The WPI School of Business is a perfect fit for me. I was thrilled to join a group of scholars who share my passion for science, tech, and business. I was first introduced to WPI when I met students from the WPI National Society of Black Engineers (NSBE) chapter when I was an undergrad student. I developed as a leader through my involvement with NSBE, so this connection is something that I cherish deeply. Fond memories of NSBE students long ago, a welcoming group of colleagues, and the opportunity to advise IQP projects around the world are the reasons why I came to this institution and part of why I have stayed. As business school faculty, I don’t see as many students in my classes as I would like, so I spend a considerable amount of time with students outside of the classroom, especially our Black students. Serving as the NSBE advisor affords me an opportunity to pass along not only my love for the organization but also the mentoring and career guidance that I received while attending a historically Black university. The transition to college, academic expectations and professional development required to be successful in the corporate world are all things that we prepare students for at WPI. These things can be more challenging for underrepresented groups of students who are trying to thrive in a world that has systemically been designed for them to fail. Serving the WPI community in this way brings me joy and is another reason why I have stayed at this institution.
In addition to teaching and mentoring students, I also have an active research agenda. I have spent the last fifteen years learning as much as I can about why we as consumers do what we do – our motivations, influences, biases, attitudes, and consumption patterns.
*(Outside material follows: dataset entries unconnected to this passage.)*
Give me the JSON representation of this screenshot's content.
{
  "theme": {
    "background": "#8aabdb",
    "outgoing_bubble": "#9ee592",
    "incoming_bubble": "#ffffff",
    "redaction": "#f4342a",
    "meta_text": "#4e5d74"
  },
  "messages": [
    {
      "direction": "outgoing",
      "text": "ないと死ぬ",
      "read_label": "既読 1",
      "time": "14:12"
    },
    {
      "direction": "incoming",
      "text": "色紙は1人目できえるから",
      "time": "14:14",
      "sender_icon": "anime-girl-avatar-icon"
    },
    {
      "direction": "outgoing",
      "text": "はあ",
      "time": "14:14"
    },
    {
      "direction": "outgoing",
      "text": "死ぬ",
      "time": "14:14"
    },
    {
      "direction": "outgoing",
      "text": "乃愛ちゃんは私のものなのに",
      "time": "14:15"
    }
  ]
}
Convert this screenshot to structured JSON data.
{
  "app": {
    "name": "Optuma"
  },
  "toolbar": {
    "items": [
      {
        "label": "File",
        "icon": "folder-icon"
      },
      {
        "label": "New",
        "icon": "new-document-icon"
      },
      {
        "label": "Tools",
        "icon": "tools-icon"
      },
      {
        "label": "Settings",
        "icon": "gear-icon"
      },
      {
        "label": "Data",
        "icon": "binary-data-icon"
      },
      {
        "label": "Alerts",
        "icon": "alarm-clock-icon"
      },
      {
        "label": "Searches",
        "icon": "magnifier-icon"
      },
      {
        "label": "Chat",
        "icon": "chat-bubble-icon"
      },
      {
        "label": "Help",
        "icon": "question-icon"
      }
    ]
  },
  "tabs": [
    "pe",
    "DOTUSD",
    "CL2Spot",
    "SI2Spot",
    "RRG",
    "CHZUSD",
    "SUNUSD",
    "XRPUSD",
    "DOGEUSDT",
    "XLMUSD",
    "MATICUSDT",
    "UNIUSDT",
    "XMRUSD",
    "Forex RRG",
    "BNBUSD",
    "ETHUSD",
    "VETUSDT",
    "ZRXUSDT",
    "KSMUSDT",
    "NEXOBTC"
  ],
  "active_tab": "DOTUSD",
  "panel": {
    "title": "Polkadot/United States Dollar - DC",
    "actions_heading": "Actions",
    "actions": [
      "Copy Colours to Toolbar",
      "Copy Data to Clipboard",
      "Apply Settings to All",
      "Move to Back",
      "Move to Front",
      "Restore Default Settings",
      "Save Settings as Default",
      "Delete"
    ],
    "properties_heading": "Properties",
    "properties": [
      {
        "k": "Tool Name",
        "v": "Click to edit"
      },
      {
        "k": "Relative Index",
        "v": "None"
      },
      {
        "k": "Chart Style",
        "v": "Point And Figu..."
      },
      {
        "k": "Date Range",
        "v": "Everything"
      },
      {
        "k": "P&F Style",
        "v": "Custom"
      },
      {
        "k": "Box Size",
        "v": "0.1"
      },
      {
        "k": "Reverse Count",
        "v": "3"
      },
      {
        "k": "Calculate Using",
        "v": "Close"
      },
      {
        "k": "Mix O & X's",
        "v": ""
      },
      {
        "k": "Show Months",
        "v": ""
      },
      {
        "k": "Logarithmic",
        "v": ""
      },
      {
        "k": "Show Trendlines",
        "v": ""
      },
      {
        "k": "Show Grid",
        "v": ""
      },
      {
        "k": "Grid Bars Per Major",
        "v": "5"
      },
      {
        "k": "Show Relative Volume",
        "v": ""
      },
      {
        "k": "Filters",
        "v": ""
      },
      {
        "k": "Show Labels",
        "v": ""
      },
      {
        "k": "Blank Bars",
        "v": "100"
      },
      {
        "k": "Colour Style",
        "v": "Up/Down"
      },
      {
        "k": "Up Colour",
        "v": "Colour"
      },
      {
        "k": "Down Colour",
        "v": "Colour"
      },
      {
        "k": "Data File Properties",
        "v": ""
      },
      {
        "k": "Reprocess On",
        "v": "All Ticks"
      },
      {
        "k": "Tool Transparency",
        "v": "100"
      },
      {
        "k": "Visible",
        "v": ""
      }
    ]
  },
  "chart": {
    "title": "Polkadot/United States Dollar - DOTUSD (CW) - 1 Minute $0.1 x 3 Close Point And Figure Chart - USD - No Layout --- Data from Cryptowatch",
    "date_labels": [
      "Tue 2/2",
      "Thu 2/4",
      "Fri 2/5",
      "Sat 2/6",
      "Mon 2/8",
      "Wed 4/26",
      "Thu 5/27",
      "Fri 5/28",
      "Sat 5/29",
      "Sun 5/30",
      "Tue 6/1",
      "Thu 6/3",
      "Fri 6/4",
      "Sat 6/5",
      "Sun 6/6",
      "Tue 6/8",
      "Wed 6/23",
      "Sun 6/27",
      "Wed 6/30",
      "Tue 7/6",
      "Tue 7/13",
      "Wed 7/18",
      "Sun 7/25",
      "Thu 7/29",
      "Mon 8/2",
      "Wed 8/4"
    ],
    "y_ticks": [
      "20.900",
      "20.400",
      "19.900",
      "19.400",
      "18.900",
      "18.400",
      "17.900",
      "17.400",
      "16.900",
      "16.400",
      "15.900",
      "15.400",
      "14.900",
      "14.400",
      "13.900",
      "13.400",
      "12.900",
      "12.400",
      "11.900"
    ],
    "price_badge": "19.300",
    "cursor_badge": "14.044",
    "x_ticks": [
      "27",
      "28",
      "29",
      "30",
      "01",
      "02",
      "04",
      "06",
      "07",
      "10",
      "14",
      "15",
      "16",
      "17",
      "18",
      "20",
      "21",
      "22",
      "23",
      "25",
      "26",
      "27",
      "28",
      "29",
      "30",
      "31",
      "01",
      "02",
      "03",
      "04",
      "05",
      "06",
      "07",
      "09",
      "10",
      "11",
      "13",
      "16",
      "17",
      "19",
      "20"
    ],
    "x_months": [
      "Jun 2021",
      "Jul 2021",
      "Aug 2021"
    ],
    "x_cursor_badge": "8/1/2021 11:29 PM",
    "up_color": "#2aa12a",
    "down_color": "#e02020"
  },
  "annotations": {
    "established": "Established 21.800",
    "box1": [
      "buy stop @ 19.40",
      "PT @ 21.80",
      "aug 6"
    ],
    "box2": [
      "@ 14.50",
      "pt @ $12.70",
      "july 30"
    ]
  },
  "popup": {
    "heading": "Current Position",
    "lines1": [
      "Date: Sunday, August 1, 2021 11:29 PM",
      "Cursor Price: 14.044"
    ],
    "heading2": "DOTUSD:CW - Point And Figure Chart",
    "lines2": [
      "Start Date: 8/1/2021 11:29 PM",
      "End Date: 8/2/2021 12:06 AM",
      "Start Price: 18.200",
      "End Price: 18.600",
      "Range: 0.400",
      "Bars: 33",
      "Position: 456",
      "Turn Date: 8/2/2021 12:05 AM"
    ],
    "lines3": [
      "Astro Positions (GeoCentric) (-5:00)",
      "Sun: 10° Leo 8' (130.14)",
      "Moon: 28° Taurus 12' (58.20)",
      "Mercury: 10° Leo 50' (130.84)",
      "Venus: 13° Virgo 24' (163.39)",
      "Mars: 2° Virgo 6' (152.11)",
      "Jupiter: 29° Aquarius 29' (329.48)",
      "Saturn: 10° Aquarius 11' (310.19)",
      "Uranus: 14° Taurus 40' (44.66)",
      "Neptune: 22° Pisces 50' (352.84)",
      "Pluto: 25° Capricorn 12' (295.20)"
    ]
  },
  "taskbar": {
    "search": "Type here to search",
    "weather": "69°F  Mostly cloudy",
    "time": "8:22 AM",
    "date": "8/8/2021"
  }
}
Most recently my focus has been on consumers and social media and how it has transformed our lives even if we aren’t actively participating on a single platform. What interests me most is how individuals are using social media platforms to express public discourse on any number of social issues without the boundaries of traditional communication structures. The virtual world provides a connected space where individuals, communities, and businesses can be connected in a way that allows for individuals to wield a power that is often unpredictable, but formidable. I’m actively working on getting students interested in social media research, by providing undergraduate research opportunities so students can explore social media data collection and analysis techniques, with the goal for them to sharpen their data analytics and consumer insight skills. Society is at a point where we need to change, with some of the most blatant evidence clearly represented in conversations online. I believe that these collective voices have the power to create that change in the world, and I can’t wait to observe and take note.